Meta Retreats From Metaverse, H&M Bets on Carbon Fibres, Walmart Pulls Back From AI Checkout

Meta winds down Horizon Worlds as AI takes priority; H&M backs Rubi’s CO₂-to-fibre tech to rethink material sourcing; Walmart drops in-chat checkout after weak conversion, reinforcing that AI may drive discovery, but brands still own the sale.

Meta Shutters Horizon Worlds, Sort of

Meta is pulling Horizon Worlds from its Quest VR platform by June, effectively winding down the flagship product behind its metaverse strategy. Launched in 2021 after Mark Zuckerberg rebranded Facebook to Meta, the platform failed to scale beyond a few hundred thousand users despite billions in investment. Reality Labs - the division behind VR - has now accumulated roughly $80 billion in losses, as the company pivots aggressively toward AI. Horizon will live on only as a mobile app, repositioned more like a gaming platform than a virtual world.

Meta’s metaverse leaves virtual reality | TechCrunch
Meta said it’s shifting focus for Horizon Worlds to be “almost exclusively mobile” and that it will separate its Quest VR platform from the virtual world.

Why it matters: Fashion briefly bought into the metaverse as a new frontier for identity, community, and digital product, but consumer behaviour never followed at scale. AI is winning because it solves immediate problems: what to wear, what fits, what to buy - faster and more personally than any virtual world ever did. For brands, this marks a shift away from speculative “digital experiences” towards embedded intelligence across the value chain, from design to merchandising to checkout. The opportunity is no longer building destinations, it’s owning the decision-making layer that drives demand.
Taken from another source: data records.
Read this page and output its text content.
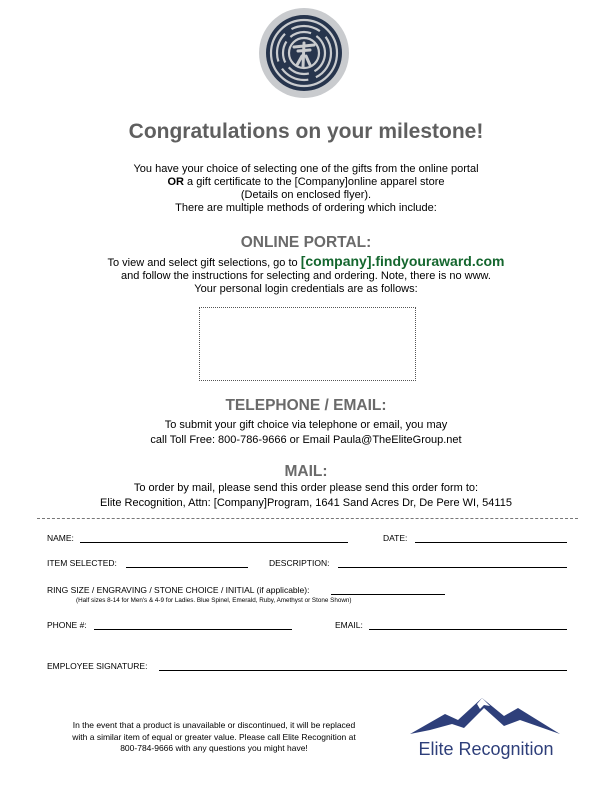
Congratulations on your milestone!
You have your choice of selecting one of the gifts from the online portal
OR a gift certificate to the [Company]online apparel store
(Details on enclosed flyer).
There are multiple methods of ordering which include:
ONLINE PORTAL:
To view and select gift selections, go to [company].findyouraward.com
and follow the instructions for selecting and ordering. Note, there is no www.
Your personal login credentials are as follows:
TELEPHONE / EMAIL:
To submit your gift choice via telephone or email, you may
call Toll Free: 800-786-9666 or Email Paula@TheEliteGroup.net
MAIL:
To order by mail, please send this order please send this order form to:
Elite Recognition, Attn: [Company]Program, 1641 Sand Acres Dr, De Pere WI, 54115
NAME:	DATE:
ITEM SELECTED:	DESCRIPTION:
RING SIZE / ENGRAVING / STONE CHOICE / INITIAL (if applicable):
(Half sizes 8-14 for Men's & 4-9 for Ladies. Blue Spinel, Emerald, Ruby, Amethyst or Stone Shown)
PHONE #:	EMAIL:
EMPLOYEE SIGNATURE:
In the event that a product is unavailable or discontinued, it will be replaced
with a similar item of equal or greater value. Please call Elite Recognition at
800-784-9666 with any questions you might have!	Elite Recognition
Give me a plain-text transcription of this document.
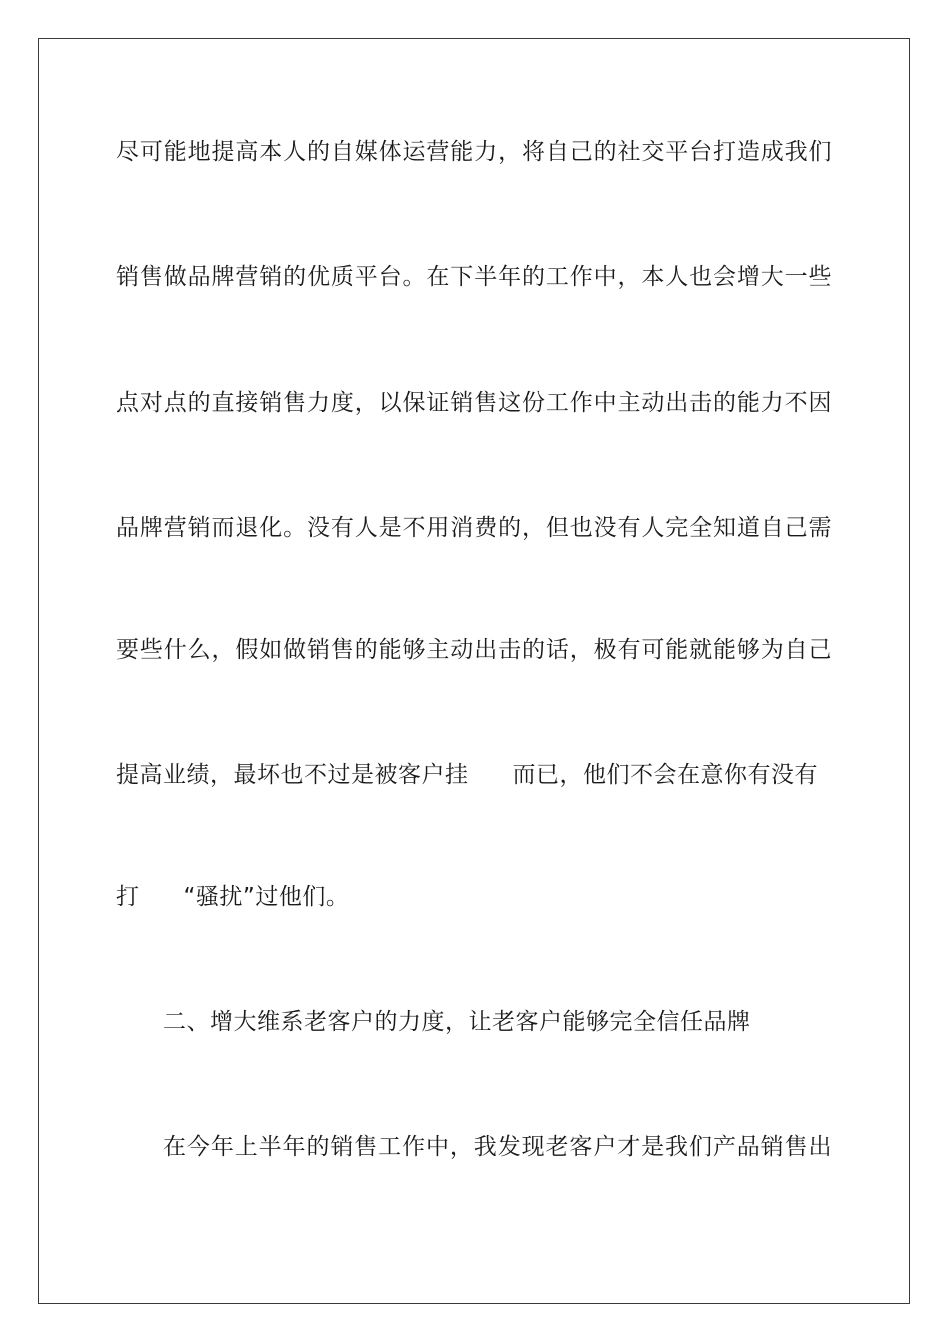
尽可能地提高本人的自媒体运营能力，将自己的社交平台打造成我们
销售做品牌营销的优质平台。在下半年的工作中，本人也会增大一些
点对点的直接销售力度，以保证销售这份工作中主动出击的能力不因
品牌营销而退化。没有人是不用消费的，但也没有人完全知道自己需
要些什么，假如做销售的能够主动出击的话，极有可能就能够为自己
提高业绩，最坏也不过是被客户挂 而已，他们不会在意你有没有
打 “骚扰”过他们。
二、增大维系老客户的力度，让老客户能够完全信任品牌
在今年上半年的销售工作中，我发现老客户才是我们产品销售出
H&M Backs Rubi to Turn CO₂ Into Textile Fibres

H&M Group has backed biotech startup Rubi, which is developing a process to convert captured CO₂ into cellulose, the key input for fibres like lyocell and viscose. Using an enzyme-based system enhanced by AI, Rubi can generate textile-grade material inside modular, container-sized reactors, with early pilots already underway with partners including H&M, Patagonia, and Walmart. The company has raised $7.5 million and secured over $60 million in non-binding offtake agreements as it moves toward demonstration-scale production.

Exclusive: H&M wants to make clothing from CO2 using this startup’s tech | TechCrunch
Rubi has developed an enzymatic process to turn carbon dioxide into cellulose that’s ready to be spun into lyocell or viscose.

Why it matters: If Rubi can scale, it challenges one of fashion’s most entrenched supply chains - wood-based cellulose tied to forestry and long global logistics. Turning emissions into raw material flips the equation: carbon becomes feedstock, not cost. The real prize isn’t just “sustainable fibres,” it’s localized, on-demand material production, shrinking lead times, reducing dependency on forests, and potentially rewiring how some textiles are sourced.


Walmart Abandons ChatGPT Checkout After Conversion Rates Lag

Walmart has pulled back from in-chat checkout inside OpenAI’s ChatGPT after testing 200,000 products and finding conversion rates were three times lower than its own website. The retailer had enabled purchases via Instant Checkout, letting users complete transactions without leaving ChatGPT, but deemed the experience “unsatisfying.” Instead, Walmart will now integrate its own chatbot, Sparky, into ChatGPT, with users logging into Walmart accounts and completing purchases within its own ecosystem.

Why it matters: For fashion retailers chasing “agentic commerce,” this is a reality check. Discovery may shift to AI interfaces, but conversion still depends on trust, UX, and owned environments - areas where brands control merchandising, storytelling, and checkout flows. The likely model isn’t AI replacing e-commerce, but intermediating it: ChatGPT becomes the top-of-funnel, while brands fight to retain the transaction layer.